The Epistles of Horace
The Epistles of Horace
When David Ferry's translation of The Odes of Horace appeared in 1997, Bernard Knox, writing in The New York Review of Books, called it "a Horace for our times." Now Ferry has translated Horace's two books of Epistles, in which Horace perfected the conversational verse medium that gives his voice such dazzling immediacy, speaking in these letters with such directness, wit, and urgency to young writers, to friends, to his patron Maecenas, to Emperor Augustus himself.
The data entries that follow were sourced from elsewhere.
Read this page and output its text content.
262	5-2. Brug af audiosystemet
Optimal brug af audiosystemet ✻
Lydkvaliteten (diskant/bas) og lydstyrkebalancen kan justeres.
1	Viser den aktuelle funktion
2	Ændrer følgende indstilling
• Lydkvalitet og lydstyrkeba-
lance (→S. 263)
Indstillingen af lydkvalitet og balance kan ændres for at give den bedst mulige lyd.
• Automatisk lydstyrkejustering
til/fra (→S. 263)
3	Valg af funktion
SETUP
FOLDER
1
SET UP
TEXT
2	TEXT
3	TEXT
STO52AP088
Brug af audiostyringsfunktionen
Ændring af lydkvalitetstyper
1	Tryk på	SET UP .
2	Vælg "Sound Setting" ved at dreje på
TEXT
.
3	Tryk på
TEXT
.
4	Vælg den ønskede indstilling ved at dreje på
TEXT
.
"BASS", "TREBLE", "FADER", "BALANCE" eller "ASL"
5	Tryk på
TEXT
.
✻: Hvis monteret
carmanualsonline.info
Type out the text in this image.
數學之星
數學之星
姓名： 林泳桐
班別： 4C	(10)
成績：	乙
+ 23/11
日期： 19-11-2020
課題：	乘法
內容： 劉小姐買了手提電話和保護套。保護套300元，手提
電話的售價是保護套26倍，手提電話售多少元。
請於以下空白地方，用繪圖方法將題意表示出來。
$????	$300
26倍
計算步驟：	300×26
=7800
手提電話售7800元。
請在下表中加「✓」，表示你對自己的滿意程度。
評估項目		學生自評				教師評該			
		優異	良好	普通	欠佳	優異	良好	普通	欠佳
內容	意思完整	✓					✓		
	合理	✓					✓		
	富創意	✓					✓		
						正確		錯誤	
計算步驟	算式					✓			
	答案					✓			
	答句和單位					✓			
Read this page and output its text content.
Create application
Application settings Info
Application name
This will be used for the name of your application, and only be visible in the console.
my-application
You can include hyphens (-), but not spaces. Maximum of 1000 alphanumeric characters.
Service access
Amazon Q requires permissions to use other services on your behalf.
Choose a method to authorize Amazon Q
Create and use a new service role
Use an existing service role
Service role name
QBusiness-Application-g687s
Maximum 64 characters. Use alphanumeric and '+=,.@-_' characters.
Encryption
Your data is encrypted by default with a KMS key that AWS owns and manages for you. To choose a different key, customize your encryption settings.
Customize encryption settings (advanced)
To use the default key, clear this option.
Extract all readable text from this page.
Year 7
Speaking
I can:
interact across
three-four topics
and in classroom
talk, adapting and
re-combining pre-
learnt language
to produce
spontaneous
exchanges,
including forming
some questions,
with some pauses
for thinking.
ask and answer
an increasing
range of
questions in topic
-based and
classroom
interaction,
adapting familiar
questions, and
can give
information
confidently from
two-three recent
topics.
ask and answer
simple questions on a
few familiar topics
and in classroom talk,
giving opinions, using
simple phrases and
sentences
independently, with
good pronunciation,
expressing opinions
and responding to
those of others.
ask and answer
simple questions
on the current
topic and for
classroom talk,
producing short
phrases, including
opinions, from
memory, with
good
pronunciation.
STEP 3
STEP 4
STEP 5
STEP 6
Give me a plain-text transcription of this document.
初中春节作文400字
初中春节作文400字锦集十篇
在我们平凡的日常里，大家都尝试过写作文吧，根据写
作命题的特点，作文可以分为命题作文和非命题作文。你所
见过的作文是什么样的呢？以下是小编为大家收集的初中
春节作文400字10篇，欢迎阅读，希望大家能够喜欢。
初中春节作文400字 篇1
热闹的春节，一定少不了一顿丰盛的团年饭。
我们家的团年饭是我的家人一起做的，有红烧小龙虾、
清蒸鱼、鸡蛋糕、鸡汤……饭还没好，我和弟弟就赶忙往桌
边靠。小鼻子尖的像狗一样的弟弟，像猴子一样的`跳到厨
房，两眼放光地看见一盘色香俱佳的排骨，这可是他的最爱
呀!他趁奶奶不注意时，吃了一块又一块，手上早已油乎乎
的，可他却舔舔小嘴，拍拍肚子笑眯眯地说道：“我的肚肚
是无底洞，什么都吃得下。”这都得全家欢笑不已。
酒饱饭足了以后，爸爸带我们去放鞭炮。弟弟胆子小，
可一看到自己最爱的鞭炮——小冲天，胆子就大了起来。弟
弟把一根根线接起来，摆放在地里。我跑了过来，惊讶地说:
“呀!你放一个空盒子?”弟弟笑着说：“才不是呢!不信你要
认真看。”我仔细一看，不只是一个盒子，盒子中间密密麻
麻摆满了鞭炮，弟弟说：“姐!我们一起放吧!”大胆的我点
It is the voice of a free man, talking about how to get along in a Roman world full of temptations, opportunities, and contingencies, and how to do so with one's integrity intact. Horace's world, so unlike our own and yet so like it, comes to life in these poems. And there are also the poems -- the famous "Art of Poetry" and others -- about the tasks and responsibilities of the writer: truth to the demands of one's medium, fearless clear-sighted self-knowledge, and unillusioned, uncynical realism, joyfully recognizing the world for what it is.